Continuing that trend, here is Ansah lined up as a 1-technique defensive tackle over the left guard's inside shoulder. The 7-technique defensive end on the right is Nick Fairley. (Any time Fairley is lined up as a defensive end, I feel obligated to point out that he ran a faster 40 time than Suh at the Combine. That never ceases to amaze me.)
While Ansah bull-rushes the center/guard combo, Suh stunts into the opposite side B-gap. Jason Jones, meanwhile, stays wide on the edge rush, drawing the right tackle and tight end out to block him. The resulting space on the left-side B-gap is enough for Levy to come through and pressure Drew Brees into throwing an incompletion, which ends up being negated by a defensive holding penalty on Danny Gorrer.
You may have noticed the illustrations becoming increasingly convoluted as we get deeper into multiple alignments by the Lions' front four. Above you'll see Ansah as a stand-up edge rusher far outside the left tackle. Jones is similarly aligned in a 3-point stance outside the tight end on the opposite side, with Suh as a 6-tech over the left tackle's outside shoulder and Fairley over the right guard. Levy and Whitehead both show blitz before the snap, but only Levy comes through. With Fairley occupying the center and right guard inside, Jones twists back inside behind Levy for yet another of the Lions' sacks against the Vikings.

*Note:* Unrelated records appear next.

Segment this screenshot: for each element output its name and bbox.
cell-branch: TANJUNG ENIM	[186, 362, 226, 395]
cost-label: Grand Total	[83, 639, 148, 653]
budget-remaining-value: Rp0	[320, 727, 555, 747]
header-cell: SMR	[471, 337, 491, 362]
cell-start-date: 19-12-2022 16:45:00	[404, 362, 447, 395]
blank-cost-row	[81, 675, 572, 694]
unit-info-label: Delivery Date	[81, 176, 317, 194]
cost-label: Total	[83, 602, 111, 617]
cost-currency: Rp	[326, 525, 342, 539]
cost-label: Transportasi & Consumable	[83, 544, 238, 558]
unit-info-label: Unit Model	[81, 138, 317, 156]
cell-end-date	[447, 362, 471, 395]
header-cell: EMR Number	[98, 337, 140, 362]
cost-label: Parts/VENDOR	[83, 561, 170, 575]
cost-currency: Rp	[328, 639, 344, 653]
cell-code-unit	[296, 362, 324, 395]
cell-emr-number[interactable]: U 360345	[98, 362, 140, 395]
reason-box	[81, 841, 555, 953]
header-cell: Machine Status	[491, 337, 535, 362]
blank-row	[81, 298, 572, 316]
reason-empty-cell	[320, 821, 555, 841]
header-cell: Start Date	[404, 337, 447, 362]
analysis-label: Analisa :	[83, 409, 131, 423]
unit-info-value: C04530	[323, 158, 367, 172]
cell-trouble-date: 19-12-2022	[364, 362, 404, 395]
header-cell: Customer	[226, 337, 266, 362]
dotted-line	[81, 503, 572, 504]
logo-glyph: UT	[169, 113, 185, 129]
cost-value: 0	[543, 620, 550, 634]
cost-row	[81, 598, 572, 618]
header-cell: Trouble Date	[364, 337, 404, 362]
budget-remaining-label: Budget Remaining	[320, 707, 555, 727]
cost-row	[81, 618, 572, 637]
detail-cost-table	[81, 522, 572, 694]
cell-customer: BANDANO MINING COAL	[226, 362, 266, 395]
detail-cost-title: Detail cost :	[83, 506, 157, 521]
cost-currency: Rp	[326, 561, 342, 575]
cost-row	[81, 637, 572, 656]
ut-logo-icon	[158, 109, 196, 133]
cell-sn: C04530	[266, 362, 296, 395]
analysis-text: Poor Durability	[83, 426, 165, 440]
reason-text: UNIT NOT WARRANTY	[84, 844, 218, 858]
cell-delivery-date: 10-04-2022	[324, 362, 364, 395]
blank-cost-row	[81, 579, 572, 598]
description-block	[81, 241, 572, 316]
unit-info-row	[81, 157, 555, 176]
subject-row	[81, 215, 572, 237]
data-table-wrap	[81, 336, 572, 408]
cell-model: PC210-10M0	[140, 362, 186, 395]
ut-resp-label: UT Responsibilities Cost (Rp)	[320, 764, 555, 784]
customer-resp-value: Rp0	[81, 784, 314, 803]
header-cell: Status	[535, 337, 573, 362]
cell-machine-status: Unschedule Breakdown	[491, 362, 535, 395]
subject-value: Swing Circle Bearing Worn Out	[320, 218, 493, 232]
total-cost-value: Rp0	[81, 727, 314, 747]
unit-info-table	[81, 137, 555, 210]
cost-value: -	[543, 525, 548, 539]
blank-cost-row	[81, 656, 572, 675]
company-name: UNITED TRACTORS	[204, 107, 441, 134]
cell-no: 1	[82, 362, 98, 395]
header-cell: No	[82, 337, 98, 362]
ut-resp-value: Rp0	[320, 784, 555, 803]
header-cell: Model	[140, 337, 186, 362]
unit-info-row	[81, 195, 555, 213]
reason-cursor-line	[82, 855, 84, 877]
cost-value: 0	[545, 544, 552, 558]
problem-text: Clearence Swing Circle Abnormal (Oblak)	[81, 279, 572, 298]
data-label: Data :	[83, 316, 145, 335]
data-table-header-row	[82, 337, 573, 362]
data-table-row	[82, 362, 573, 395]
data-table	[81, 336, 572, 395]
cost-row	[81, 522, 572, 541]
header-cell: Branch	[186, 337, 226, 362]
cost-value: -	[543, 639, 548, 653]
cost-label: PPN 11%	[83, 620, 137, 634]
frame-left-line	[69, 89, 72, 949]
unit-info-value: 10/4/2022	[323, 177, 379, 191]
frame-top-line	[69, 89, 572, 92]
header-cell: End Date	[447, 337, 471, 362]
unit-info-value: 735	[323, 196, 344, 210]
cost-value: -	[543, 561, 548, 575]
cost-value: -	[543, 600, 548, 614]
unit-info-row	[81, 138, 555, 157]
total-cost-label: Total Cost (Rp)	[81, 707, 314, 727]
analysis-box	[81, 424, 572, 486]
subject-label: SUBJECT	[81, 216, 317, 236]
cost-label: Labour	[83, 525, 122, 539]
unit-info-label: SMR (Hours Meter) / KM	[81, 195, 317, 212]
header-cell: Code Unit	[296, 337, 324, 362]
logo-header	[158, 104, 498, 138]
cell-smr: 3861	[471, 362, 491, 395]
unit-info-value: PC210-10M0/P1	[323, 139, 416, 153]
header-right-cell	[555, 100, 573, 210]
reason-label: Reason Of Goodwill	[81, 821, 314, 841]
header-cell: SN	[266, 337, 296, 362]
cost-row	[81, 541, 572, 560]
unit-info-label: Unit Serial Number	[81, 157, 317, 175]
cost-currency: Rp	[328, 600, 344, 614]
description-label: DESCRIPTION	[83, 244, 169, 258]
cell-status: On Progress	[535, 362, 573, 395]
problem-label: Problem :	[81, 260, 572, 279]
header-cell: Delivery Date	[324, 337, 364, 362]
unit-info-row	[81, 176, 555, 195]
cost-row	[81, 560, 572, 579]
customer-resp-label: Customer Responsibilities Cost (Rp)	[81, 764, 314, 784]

By this point, I think we've established that Teryl Austin does a lot of different things with the Lions' defensive front. I'll leave you with one more.
Palmer is stood up over the tight end, with Jones as the 6-technique next to him. Suh lines up over center, with Ansah again outside as the "Wide-9" DE. And making his first appearance on "Things of that nature" is Lions rookie Caraun Reid, lined up over the left guard's outside shoulder. At the snap, Jones crosses hard inside to the left of Suh, who comes across the center. Palmer takes the tight end straight on, while Ihedigbo and Whitehead blitz around the left edge, leaving one running back to block two defenders. Ansah, as you've come to expect, hangs back and waits for the outlet pass.
This isn't a desperation blitz with the game on the line. This happened in the first quarter.
The play results in a sack for Ihedigbo, but there's another reason I used this screenshot. Because Ansah steps back from the pass rush, Reid effectively takes on a triple-team by himself. Let no one say the Ivy League is disrespected in the NFL.
For all the ways Austin uses his defense to create pressure, the one thing he seems loathe to do is bring a cornerback or the free safety on the blitz. Given how the Lions' defensive backs have covered so far this season, you can understand the logic. Blitzing is inherently a gamble, so if you're going to roll the dice, you might as well do it with your best men in coverage.
Teryl Austin could run all of these looks against Atlanta, or he very well could run none of them. But that's the point -- with Austin's defense, you never really know what's coming. I can't remember the last time you could say that about the Lions defense, and I couldn't be happier about it.